El peligro de todo este examen de conciencia expresivo es que puede hacer del arte un ejercicio de narcisismo: el arte y el artista se retroalimentan y dejan a todos los demás al margen. Pero su potencial para cumplir lo que puede ser el propósito más profundo del arte –la comunicación– es lo que lo redime, porque el arte mismo es el fruto de algunos de los movimientos más profundos del espíritu humano: el deseo de ser conocido y comprendido, de dar de uno mismo, para desnudar el alma al mundo. La autoexpresión es revelación.
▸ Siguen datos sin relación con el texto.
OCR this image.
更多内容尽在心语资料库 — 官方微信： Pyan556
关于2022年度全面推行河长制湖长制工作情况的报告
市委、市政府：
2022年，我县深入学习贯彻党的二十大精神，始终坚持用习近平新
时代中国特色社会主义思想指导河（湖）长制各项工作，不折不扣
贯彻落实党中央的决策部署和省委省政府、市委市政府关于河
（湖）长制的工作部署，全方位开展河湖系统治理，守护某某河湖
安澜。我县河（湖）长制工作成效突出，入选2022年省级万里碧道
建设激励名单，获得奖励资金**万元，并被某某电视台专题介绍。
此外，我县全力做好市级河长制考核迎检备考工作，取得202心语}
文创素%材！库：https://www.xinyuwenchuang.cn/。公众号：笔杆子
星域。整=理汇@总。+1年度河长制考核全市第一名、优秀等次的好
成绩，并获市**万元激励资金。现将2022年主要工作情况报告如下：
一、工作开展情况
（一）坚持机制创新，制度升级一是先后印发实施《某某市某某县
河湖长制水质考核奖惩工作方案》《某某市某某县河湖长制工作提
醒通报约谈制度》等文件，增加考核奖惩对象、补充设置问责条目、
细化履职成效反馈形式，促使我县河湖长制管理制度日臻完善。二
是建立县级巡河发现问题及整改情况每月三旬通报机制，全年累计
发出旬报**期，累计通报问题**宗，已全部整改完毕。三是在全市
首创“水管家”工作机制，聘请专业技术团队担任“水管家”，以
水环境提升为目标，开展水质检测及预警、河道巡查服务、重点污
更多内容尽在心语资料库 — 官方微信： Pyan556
Por supuesto, las emociones y los sentimientos no son la única medida de la existencia humana, por muy importante que sea su papel en la vida. Pero mientras que las escuelas de arte basadas en ideas, como el neoclasicismo, brindan una salida al lado racional de la naturaleza humana, el arte expresivo aspira a ofrecer pruebas de que el artista está personalmente involucrado en lo que hace, que se ha “puesto en” la pieza y “ lo hizo suyo”. También busca evocar una respuesta comprensiva en el espectador. La forma en que todo eso se desarrolla en el arte (o en la vida) puede reducirse tanto a matices y pequeños gestos como a impresiones amplias y generales. A menudo puede ser difícil identificar qué hace que algo sea humano, una obra de arte en movimiento, una interpretación musical, sea grandiosa, pero imaginar sus opuestos mecánicos y robóticos puede insinuar cómo una personalidad viva puede surgir del carácter único de una línea o una pincelada de color, de las pequeñas sorpresas y de las imperfecciones, de las variaciones orgánicas de acentuación y de entonación que aparecen allí donde late un corazón. Un “te amo” monótono es ineficaz, pero las mismas palabras expresadas “con sentimiento” pueden poner el mundo patas arriba.

No sólo por la apariencia

Aun así, siempre que juzgamos por el estilo o las apariencias existe el peligro de una mala interpretación. Los artistas expresan rutinariamente emociones que en realidad no sienten, los hipócritas y los mentirosos lo hacen para manipular nuestras respuestas, y ambos pueden ser muy efectivos en ello. Incluso cuando las obras son bien intencionadas, la duda y la ambigüedad están siempre presentes, lo que hace que el estilo por sí solo sea una guía incierta en cualquier búsqueda de significado. La persona arrodillada a nuestro lado en la iglesia, con los ojos y las manos fuertemente cerrados, podría estar profundamente devota o agonizando por la duda, o simplemente descansando sus ojos. La inquietud y el encorvamiento pueden traicionar un espíritu insuficientemente enamorado de Dios, pero la caridad exige que no juzguemos. Los sacerdotes no tienen mucha libertad para expresarse en la Misa, pero sea o no de nuestro gusto el estilo litúrgico de un sacerdote, su conducta no tiene ningún efecto sobre la sustancia o validez de lo que está haciendo (suponiendo que sus intenciones estén en línea). con la de la Iglesia).
Cuando nos enfrentamos a la pasión que emana de una obra como Saturno devorando a su hijo, que aúlla de angustia, difícilmente podemos dudar de que la pieza significó algo trascendental para su autor, pero los detalles completos pueden permanecer para siempre fuera de nuestro conocimiento. El propio artista no hizo ningún comentario sobre las Pinturas Negras; ni siquiera los tituló. Sin embargo, parece seguro decir que el Saturno de Goya demuestra los peligros de la expresión ilimitada de las emociones. Quizás esto fuera una preocupación personal para Goya: se sabe que temía la locura. Irónicamente, Goya se dejó llevar por completo en las Pinturas Negras, aunque prudentemente limitó estas expresiones a la intimidad de su hogar, lo cual es otra ironía, dada toda esta charla sobre comunicación. No fue hasta décadas después de su muerte que las Pinturas Negras fueron cortadas de las paredes y trasladadas al Prado, donde ahora hablan ante una audiencia mundial.
Sólo Dios escudriña el corazón, pero en su forma más auténtica, la muestra exterior de estilo es para nosotros un símbolo expresivo de lo que de otro modo permanecería encerrado dentro de los muros de nuestras almas.